Na Sombra no Carmim

Os contínuos passos denunciavam sua aproximação da sala principal da Gruta de Snakefen, invisível ao mundo, escondida em plena vista na grande montanha de mesmo nome. A contínua partitura dos passos se interrompeu com o abrir da grande porta escura, que mesmo construída a partir de diversas pedras, não perdia o caráter homogêneo e imponente, necessário para combinar ao salão que dava acesso. A grandiosidade da sala não estava em sua estrutura quadrangular e baixa, nem na fraca iluminação das tochas rentes às paredes de pedras ásperas cuja umidade do mofo ajudava a aquecer o lugar. Junto às sombras, o vulto humano distinguiu-se em frente à luz. O vulto iluminado tinha uma fascinante forma, exausta, porém austera e imponente. Os curtos cabelos ruivos caiam sobre a nuca e sua pele clara se distinguia perante suas vestes negras. Na fraca luz da gruta apenas seus olhos saltavam sobre seu rosto. A jovem adulta começou a mover seu corpo magro e proporcionalmente esbelto cômodo adentro.

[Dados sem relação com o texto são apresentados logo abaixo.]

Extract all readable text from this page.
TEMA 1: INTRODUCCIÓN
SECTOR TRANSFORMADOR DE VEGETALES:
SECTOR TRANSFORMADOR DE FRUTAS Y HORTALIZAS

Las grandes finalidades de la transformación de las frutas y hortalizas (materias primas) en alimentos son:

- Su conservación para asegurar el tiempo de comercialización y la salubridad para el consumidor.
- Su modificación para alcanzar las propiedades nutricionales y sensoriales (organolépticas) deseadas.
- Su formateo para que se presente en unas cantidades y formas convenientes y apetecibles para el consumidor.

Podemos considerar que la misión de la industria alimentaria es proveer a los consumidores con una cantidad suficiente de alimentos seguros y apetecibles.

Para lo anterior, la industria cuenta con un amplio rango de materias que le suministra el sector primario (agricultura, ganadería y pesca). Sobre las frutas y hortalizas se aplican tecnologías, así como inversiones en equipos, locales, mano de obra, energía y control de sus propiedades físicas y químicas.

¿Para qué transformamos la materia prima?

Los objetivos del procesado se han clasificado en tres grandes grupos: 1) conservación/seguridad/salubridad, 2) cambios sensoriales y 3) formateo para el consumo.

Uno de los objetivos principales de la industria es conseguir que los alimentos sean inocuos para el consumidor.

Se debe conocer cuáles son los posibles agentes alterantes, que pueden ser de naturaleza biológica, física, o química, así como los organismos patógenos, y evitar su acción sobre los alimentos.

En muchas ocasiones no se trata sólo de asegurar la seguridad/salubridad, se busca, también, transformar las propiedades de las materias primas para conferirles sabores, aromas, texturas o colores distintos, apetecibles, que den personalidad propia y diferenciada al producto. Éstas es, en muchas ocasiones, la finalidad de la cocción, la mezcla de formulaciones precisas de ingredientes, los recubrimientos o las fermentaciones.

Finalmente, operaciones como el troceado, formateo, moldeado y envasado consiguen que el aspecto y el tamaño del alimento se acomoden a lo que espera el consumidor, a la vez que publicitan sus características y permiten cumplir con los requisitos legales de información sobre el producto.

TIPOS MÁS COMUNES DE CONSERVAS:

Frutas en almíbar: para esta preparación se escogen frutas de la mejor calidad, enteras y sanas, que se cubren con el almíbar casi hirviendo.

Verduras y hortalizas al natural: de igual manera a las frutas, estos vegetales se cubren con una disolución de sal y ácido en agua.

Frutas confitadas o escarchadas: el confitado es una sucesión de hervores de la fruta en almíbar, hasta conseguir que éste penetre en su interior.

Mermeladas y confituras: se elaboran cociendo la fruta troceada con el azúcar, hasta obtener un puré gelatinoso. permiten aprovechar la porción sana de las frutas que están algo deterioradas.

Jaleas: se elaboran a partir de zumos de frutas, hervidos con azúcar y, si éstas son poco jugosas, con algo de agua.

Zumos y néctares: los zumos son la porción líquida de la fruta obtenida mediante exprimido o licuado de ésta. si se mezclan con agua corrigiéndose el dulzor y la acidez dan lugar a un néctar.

- Ora, ora. Parece que você se saiu bem Kate, tirando alguns… pequenos imprevistos? - Disse o homem, que analisava os ferimentos em ambos os braços da jovem enquanto soltava uma leve risada.

- Não faça piadas - o tom de Kate propelia respeito mesmo em sua lânguida serenidade. Lançou um rolo contra o homem. O pergaminho que antes estava nas esguias e hábeis mãos da ruiva, foi de encontro ao peito do homem - Saiba que seu plano quase deu errado - Disse a jovem enquanto se dirigia à porta oposta a qual entrara.

- Confio no seu potencial, Kate - o homem analisava o pergaminho cuidadosamente, mas não notou que a jovem já estava saindo do salão - Ei! não terminamos ainda.

A jovem fitou o homem com seus olhos enegrecidos pela fraca luz do ambiente de transição. Ele indicava com a cabeça um objeto que estava à sua direita, sobre uma mesa velha de madeira levemente avermelhada. Era um livro cuja capa preta era grafada com caracteres que à primeira vista eram desconhecidos. Ela apanhou-o e seguiu para seu aposento particular, onde seria possível confirmar a hipótese sobre o livro ser uma recompensa.

O espelho velho de sua alcova curta revelava a real gravidade de seus ferimentos, não eram tão ruins quanto o imaginado, mas não deixavam de impressionar os olhos desatentos, adjetivo que os ágeis olhos de Kate não podiam se dar ao luxo de ter.

Averiguando os frascos translúcidos que serviam de suporte aos elixires e às pequenas garrafas que reservavam as fluídas poções, Kate começou seu tratamento.

Contornou os pergaminhos jogados sobre o chão para chegar em sua cama de mogno, o único móvel que valia a pena em seu aposento. Os dizeres dos pergaminhos já haviam sido absorvidos, já faziam parte do conhecimento sobre poções da garota, agora apenas enfeitavam o chão de pedra lisa. Encarou a estante onde havia deixado o livro escuro, juntamente com medicamentos usuais e terapêuticos cuja carga de magia se dava apenas pela química natural. A estante dos remédios era oposta à uma outra, na qual descansavam facas e seus instrumentos de luta corporal. De todas aquelas armas metálicas a que mais se distinguia era a espada de punho forjado em forma de víbora. Mas nenhum daqueles metais em desuso valiam tanto sentimentalmente quando seu colar de ouro, cujo pingente assumia a forma de uma cruz equilátera, que dependurava-se rente ao espelho do toucador.

Terminando de enfaixar o braço esquerdo, e notando a cicatrização mais rápida que o usual de seus ferimentos, levantou de sua cama escura para apanhar o livro misterioso. Era a hora de desvendá-lo.